Dance Review: National Dance Company of Spain

This pristine group of refined dancers is allowed to perform invaluable repertoire just until the end of the year, before it completely changes its course.

National Dance Company Spain 311 (photo credit: Courtesy)
National Dance Company Spain 311
(photo credit: Courtesy)
Choreographer and artistic director Nacho Duato, who created the two-part work Multiplicity and Forms of Silence/Emptiness 12 years ago, is also responsible for turning the National Dance Company of Spain, into one of the leading contemporary dance companies in the world. Now, relieved of his post, this pristine group of refined dancers is allowed to perform his invaluable repertoire just until the end of the year, before it completely changes its course.

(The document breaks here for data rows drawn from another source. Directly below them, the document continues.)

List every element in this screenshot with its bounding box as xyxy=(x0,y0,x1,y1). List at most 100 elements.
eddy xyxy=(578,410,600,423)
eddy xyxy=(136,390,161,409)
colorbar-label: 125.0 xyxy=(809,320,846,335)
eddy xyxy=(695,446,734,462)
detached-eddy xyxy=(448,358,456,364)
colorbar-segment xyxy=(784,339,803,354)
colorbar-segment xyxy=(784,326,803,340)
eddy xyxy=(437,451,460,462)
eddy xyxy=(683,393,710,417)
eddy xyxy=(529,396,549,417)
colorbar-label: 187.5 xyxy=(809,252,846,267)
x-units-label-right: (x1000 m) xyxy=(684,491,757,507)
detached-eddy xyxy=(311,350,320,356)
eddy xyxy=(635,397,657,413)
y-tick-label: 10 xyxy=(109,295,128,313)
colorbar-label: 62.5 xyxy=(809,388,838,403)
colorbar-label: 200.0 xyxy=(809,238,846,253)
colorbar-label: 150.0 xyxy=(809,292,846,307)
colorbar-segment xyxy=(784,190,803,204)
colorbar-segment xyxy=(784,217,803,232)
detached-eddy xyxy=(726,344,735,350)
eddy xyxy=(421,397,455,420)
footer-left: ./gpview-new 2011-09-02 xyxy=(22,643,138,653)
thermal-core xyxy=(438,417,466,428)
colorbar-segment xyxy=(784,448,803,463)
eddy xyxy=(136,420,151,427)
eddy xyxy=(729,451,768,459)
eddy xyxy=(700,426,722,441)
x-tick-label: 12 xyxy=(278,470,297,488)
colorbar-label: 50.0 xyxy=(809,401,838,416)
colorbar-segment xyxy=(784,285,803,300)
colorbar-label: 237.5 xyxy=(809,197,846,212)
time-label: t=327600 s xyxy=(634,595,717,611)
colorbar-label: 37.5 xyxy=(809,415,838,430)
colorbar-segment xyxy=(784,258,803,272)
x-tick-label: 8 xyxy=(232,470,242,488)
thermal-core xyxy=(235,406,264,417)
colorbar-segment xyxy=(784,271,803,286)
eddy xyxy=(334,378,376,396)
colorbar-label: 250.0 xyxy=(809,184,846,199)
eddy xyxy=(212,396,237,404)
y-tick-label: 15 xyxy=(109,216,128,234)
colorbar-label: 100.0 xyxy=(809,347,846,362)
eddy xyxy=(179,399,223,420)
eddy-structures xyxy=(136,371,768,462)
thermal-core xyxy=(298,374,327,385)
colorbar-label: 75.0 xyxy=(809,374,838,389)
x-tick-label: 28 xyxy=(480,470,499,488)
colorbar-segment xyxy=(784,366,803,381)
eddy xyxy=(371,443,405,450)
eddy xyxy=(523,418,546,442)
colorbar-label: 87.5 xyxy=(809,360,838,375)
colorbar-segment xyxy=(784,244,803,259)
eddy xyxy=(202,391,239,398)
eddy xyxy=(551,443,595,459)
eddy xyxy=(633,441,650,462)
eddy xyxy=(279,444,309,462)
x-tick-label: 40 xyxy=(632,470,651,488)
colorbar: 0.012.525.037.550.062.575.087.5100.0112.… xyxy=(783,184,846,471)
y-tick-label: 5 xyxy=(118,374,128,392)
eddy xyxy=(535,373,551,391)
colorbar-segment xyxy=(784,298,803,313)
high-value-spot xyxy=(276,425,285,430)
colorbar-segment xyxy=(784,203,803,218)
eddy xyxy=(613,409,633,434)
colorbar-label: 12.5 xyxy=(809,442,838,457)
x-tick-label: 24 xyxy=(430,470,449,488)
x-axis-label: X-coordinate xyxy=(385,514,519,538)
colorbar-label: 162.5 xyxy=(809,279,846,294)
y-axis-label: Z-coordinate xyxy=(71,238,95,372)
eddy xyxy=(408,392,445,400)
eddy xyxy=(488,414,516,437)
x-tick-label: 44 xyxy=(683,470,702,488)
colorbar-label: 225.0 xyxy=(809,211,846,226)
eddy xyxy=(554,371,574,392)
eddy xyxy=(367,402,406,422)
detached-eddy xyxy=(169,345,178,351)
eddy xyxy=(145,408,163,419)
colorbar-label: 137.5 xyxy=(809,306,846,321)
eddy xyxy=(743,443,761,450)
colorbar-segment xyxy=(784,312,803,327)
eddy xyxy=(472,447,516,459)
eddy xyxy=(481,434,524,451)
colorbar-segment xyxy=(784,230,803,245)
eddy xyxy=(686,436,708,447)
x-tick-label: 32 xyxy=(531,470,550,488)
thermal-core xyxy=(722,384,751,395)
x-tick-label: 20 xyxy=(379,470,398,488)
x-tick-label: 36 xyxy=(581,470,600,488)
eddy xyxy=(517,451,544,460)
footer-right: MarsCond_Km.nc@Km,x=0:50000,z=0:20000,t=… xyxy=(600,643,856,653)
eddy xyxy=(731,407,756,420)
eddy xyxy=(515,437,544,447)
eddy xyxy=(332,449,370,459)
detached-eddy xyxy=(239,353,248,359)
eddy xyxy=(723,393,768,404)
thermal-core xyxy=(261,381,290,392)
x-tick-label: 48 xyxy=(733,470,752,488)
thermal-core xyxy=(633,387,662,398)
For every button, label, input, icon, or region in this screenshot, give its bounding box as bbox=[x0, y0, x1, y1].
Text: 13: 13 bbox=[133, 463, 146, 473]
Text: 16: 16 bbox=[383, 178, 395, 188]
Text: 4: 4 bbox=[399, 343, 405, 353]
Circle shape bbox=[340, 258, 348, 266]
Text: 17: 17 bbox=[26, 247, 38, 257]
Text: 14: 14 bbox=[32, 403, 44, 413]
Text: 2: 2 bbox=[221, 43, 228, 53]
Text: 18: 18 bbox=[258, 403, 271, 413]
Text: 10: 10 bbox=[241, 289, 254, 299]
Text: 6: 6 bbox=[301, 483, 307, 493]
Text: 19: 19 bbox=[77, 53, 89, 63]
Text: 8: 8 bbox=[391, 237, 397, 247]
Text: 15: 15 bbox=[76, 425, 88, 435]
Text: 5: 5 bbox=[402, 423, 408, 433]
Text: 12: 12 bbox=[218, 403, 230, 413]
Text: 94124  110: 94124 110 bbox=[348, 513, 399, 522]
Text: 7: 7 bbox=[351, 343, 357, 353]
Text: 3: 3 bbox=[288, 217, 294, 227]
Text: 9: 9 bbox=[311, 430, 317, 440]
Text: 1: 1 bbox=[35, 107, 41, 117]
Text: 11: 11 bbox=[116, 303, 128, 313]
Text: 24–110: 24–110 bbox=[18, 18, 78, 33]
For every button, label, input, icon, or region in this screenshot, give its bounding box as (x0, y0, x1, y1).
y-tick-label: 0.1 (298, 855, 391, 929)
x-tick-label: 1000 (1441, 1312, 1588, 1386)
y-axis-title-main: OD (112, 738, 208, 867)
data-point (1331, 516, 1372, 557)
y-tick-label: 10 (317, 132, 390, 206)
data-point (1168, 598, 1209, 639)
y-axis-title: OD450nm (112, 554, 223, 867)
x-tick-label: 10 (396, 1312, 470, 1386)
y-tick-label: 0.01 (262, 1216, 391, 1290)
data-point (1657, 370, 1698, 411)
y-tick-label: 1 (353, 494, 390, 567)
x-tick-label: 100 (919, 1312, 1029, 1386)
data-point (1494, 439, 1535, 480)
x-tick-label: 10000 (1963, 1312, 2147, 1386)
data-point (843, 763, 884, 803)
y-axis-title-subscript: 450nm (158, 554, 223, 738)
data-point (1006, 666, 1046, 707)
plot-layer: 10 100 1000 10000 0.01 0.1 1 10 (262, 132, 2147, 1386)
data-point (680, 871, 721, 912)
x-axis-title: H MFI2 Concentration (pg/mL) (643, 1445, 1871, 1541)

In that context, it was a double pleasure to see once more one of Duato's exquisite creations, a perfect showcase for his choreographic talents and the refined company that he nurtured for 20 years.
Both parts of the evening were set to music by Johan Sebastian Bach. It was structured as a collage of short pieces streaming smoothly, following each other like a string of pearls. He managed to bring forward the multiple facets of the music, its moods and emotions, with his ingeniously rich vocabulary that is highly demanding, yet, seems effortless by his dancers.
As the evening moved along, the visual delights of the dances, the design of the set and the music crept under the skin and filled the body with great satisfaction and pleasure.
Duato’s roots go back to the years he spent working with the prestigious choreographer Jiri Kylian, and like him he is gifted with great musicality, an eye for sophisticated esthetics, acute sensitivity for space, compassion and a healthy sense of humor that keeps him away from pompous, empty gestures.